Behind the financial maneuvering at Hostess, an investigation by The New York Times found a blueprint for how private equity executives like those at Apollo have amassed some of the greatest fortunes of the modern era.
Deals like Hostess have helped make the men running the six largest publicly traded private equity firms collectively the highest-earning executives of any major American industry, according to a joint study that The Times conducted with Equilar, a board and executive data provider. The study covered thousands of publicly traded companies; privately held corporations do not report such data.
[...]
The Times investigation of the Hostess deal shows that today’s private equity also uses another set of tactics, like special dividends and tax arrangements, that maximize profits in creative, yet financially risky ways.
www.nytimes.com/…
If only we’d have the creative destruction of an apocalypse, or at least imagine one. And what signifies the survival of such events, cockroaches and Twinkies. Zombieland is a Guns & Butter economy.
2012
Since the new Hostess just had the cakes, not the bread, it could rethink everything. A switch to a centralized--warehouse model would both save money and get Hostess products into more shops. The problem: Twinkies--with a reputation as the cockroach of the food kingdom, able to survive flood, famine and nuclear war--had a shelf life of only about 25 days. And since the warehouse model meant food might have to sit in storage as long as two weeks, even Twinkies risked going stale.
2013
Marketing teams flooded college campuses, throwing parties with Twinkies and Pabst beer, creating a ton of viral content for social networks. And Hostess' brief earlier demise was the best marketing tool of all. Says Dean Metropoulos: "My suspicion is that if Hostess hadn't gone out of business, if we had just taken it over while it was still running, we wouldn't have gotten this reception."
www.forbes.com/...
A decade later, they’re back onto the Stock Market, with the Apocalypse still closer but also far away from capitalist bankruptcy. Yet junk bonds and junk food maintain a family resemblance for capitalist appetites.

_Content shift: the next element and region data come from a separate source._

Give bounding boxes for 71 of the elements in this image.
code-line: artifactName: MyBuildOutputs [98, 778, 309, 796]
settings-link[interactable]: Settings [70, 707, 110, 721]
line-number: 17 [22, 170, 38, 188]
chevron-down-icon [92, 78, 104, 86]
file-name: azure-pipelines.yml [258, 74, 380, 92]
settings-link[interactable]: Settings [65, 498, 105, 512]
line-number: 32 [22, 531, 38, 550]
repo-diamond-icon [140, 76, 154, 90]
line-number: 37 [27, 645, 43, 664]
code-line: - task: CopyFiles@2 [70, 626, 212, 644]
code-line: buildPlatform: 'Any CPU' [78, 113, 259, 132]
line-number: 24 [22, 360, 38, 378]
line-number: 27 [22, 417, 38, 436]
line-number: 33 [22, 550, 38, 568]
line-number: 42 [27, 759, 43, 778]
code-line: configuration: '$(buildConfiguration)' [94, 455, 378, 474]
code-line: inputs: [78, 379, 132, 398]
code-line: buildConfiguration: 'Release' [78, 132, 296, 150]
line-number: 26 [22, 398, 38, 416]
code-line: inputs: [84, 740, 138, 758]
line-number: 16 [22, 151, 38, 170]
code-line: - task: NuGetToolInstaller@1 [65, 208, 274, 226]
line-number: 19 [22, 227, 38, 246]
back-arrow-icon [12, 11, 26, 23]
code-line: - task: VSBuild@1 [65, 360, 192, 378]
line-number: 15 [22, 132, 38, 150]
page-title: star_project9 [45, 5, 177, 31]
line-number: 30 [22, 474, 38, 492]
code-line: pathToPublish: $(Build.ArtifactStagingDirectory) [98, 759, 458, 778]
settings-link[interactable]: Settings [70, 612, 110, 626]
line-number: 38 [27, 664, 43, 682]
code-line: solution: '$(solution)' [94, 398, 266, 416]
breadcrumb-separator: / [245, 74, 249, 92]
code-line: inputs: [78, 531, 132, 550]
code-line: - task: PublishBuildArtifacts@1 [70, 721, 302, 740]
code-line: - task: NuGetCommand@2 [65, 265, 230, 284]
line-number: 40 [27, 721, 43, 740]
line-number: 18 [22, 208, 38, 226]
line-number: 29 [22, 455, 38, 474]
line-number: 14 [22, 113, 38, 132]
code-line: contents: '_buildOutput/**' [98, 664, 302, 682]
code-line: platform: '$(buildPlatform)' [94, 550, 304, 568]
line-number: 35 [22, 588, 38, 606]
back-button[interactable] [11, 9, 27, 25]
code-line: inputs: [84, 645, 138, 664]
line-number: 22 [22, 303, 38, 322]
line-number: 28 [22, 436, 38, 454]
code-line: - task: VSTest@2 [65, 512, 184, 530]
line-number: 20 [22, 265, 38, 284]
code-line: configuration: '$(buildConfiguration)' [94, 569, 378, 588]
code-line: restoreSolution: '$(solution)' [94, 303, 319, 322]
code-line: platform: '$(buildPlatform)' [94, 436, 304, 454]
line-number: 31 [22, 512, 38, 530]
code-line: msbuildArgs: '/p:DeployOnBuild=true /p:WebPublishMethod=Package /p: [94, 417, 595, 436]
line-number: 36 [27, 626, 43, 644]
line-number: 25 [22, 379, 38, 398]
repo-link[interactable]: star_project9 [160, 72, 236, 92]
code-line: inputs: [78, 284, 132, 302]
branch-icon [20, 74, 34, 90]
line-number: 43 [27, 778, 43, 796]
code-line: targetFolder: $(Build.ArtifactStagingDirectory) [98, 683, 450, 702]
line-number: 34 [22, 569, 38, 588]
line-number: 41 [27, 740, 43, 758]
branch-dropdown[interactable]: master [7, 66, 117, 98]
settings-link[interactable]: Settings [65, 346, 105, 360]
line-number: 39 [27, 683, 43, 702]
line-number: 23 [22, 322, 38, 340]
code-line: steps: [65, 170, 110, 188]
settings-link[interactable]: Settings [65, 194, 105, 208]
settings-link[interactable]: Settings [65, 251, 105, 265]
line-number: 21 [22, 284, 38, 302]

Zombieland is a flick that boasts the greatest cameo in the history of cinema (Bill Murray, who else?), a great cast of characters, one of the best openings to a film and one of the worst TV spin offs ever conceived. I mean, whose idea was it to have the same characters recast with nobody actors? Madness. The film itself also boasts a huge advertisement for the Twinkie. Tallahassee is a mad survivor in the midst of a zombie apocalypse with one drive; finding the remaining Twinkie before it goes out of date, A concept that is slightly wasted on most audiences outside of America. After many false starts he finally finds his holy grail towards the end of the film when discovers the last box which he accidentally shoots. Unfortunately, it only contains mushed up Twinkies. His unlikely partner states that 'words cannot express...' before Talhassee cuts in to tell him 'it's too soon.' By the end of the film though, Tallahassee has his Twinkie via another part of his crew who throws it to him right before they ride off into the night. The Twinkie is a great red herring for the film and an incredible example of product placement actually working. Except it didn't work at all. The ridiculous part of this story is the fact that, in real life, Twinkies' parent company 'Hostess' filed for bankruptcy which resulted in the production of Twinkies being suspended for the foreseeable future. The word 'Suspended' provides some hope to the Twinkieless world we live in, but somewhere in Zombieland, Tallahassee has a gun in pointed to his head in complete purgatory.
whatculture.com/...
It’s been a busy week so I’ll be back to ecosocialism next month. Maybe I’ll try to make a twinkie from scratch.